The influences of reviving nature and of genial companionship operated very favourably upon Hugh's spirits, and consequently upon his whole powers. For some time he had, as I have already hinted, succeeded in interesting his boy-pupils in their studies; and now the progress they made began to be appreciable to themselves as well as to their tutor. This of course made them more happy and more diligent. There were no attempts now to work upon their parents for a holiday; no real or pretended head or tooth-aches, whose disability was urged against the greater torture of ill-conceded mental labour. They began in fact to understand; and, in proportion to the beauty and value of the thing understood, to understand is to enjoy. Therefore the laird and his lady could not help seeing that the boys were doing well, far better in fact than they had ever done before; and consequently began not only to prize Hugh's services, but to think more highly of his office than had been their wont. The laird would now and then invite him to join him in a tumbler of toddy after dinner, or in a ride round the farm after school hours. But it must be confessed that these approaches to friendliness were rather irksome to Hugh; for whatever the laird might have been as a collegian, he was certainly now nothing more than a farmer. Where David Elginbrod would have described many a "bonny sicht," the laird only saw the probable results of harvest, in the shape of figures in his banking book. On one occasion, Hugh roused his indignation by venturing to express his admiration of the delightful mingling of colours in a field where a good many scarlet poppies grew among the green blades of the corn, indicating, to the agricultural eye, the poverty of the soil where they were found. This fault in the soil, the laird, like a child, resented upon the poppies themselves.

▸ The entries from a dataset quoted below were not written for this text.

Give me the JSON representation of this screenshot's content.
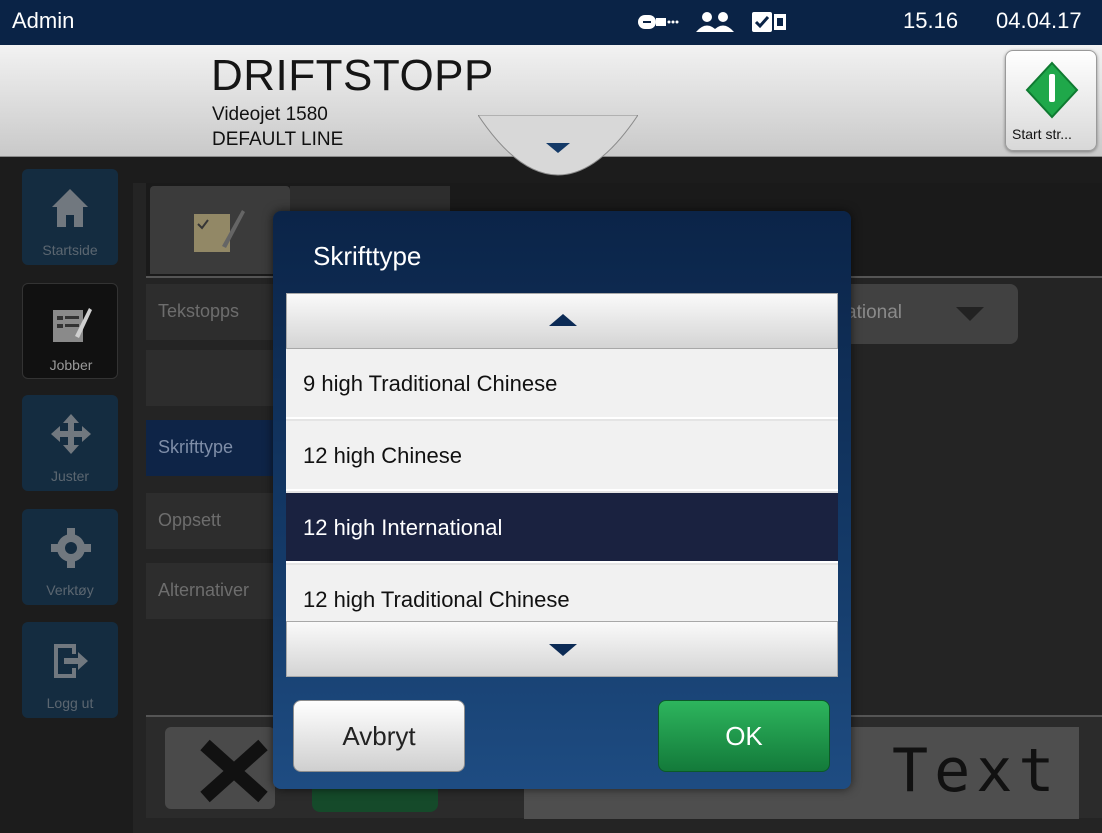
{
  "statusbar": {
    "user": "Admin",
    "time": "15.16",
    "date": "04.04.17",
    "icons": [
      "ink-cartridge-icon",
      "users-icon",
      "status-check-icon"
    ]
  },
  "header": {
    "state": "DRIFTSTOPP",
    "model": "Videojet 1580",
    "line": "DEFAULT LINE",
    "start_button_label": "Start str..."
  },
  "nav": {
    "items": [
      {
        "label": "Startside",
        "icon": "home-icon"
      },
      {
        "label": "Jobber",
        "icon": "jobs-icon"
      },
      {
        "label": "Juster",
        "icon": "move-icon"
      },
      {
        "label": "Verktøy",
        "icon": "gear-icon"
      },
      {
        "label": "Logg ut",
        "icon": "logout-icon"
      }
    ]
  },
  "background": {
    "rows": [
      "Tekstopps",
      "",
      "Skrifttype",
      "Oppsett",
      "Alternativer"
    ],
    "dropdown_value": "ational",
    "preview_text": "Text"
  },
  "dialog": {
    "title": "Skrifttype",
    "options": [
      "9 high Traditional Chinese",
      "12 high Chinese",
      "12 high International",
      "12 high Traditional Chinese"
    ],
    "selected_index": 2,
    "cancel_label": "Avbryt",
    "ok_label": "OK"
  },
  "colors": {
    "statusbar": "#0a2346",
    "dialog": "#143a68",
    "selected_option": "#1a2240",
    "ok_button": "#1f9a4a"
  }
}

"Nasty, ugly weyds! We'll hae ye admirin' the smut neist," said he, contemptuously; "'cause the bairns can bleck ane anither's faces wi't."

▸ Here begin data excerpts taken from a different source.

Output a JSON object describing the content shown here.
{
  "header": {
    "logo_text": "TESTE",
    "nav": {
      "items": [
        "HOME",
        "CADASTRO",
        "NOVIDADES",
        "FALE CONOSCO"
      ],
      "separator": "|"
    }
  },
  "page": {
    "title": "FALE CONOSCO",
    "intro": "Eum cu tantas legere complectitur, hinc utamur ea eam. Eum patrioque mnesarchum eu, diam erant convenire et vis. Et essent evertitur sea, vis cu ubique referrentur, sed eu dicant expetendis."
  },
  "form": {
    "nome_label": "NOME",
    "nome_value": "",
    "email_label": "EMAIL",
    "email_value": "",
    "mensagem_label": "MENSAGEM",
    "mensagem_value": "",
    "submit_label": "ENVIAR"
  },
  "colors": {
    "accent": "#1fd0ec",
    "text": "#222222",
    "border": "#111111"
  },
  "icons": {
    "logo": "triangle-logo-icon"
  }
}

"But surely," said Hugh, "putting other considerations aside, you must allow that the colour, especially when mingled with that of the corn, is beautiful."

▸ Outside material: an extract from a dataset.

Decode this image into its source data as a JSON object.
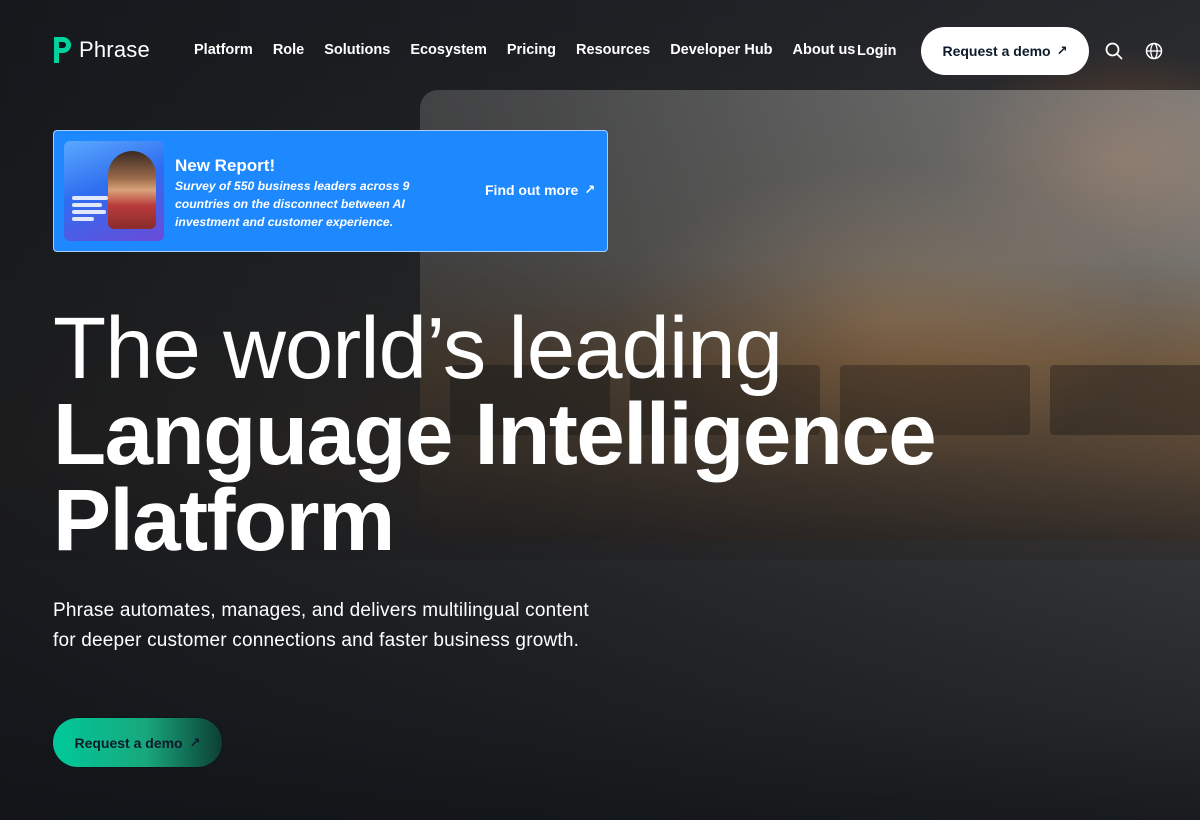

"Deil hae't! It's jist there 'at I canna bide the sicht o't. Beauty ye may ca' 't! I see nane o't. I'd as sune hae a reid-heedit bairn, as see thae reid-coatit rascals i' my corn. I houp ye're no gaen to cram stuff like that into the heeds o' the twa laddies. Faith! we'll hae them sawin' thae ill-faured weyds amang the wheyt neist. Poapies ca' ye them? Weel I wat they're the Popp's ain bairns, an' the scarlet wumman to the mither o' them. Ha! ha! ha!"


Having manifested both wit and Protestantism in the closing sentence of his objurgation, the laird relapsed into good humour and stupidity. Hugh would gladly have spent such hours in David's cottage instead; but he was hardly prepared to refuse his company to Mr. Glasford.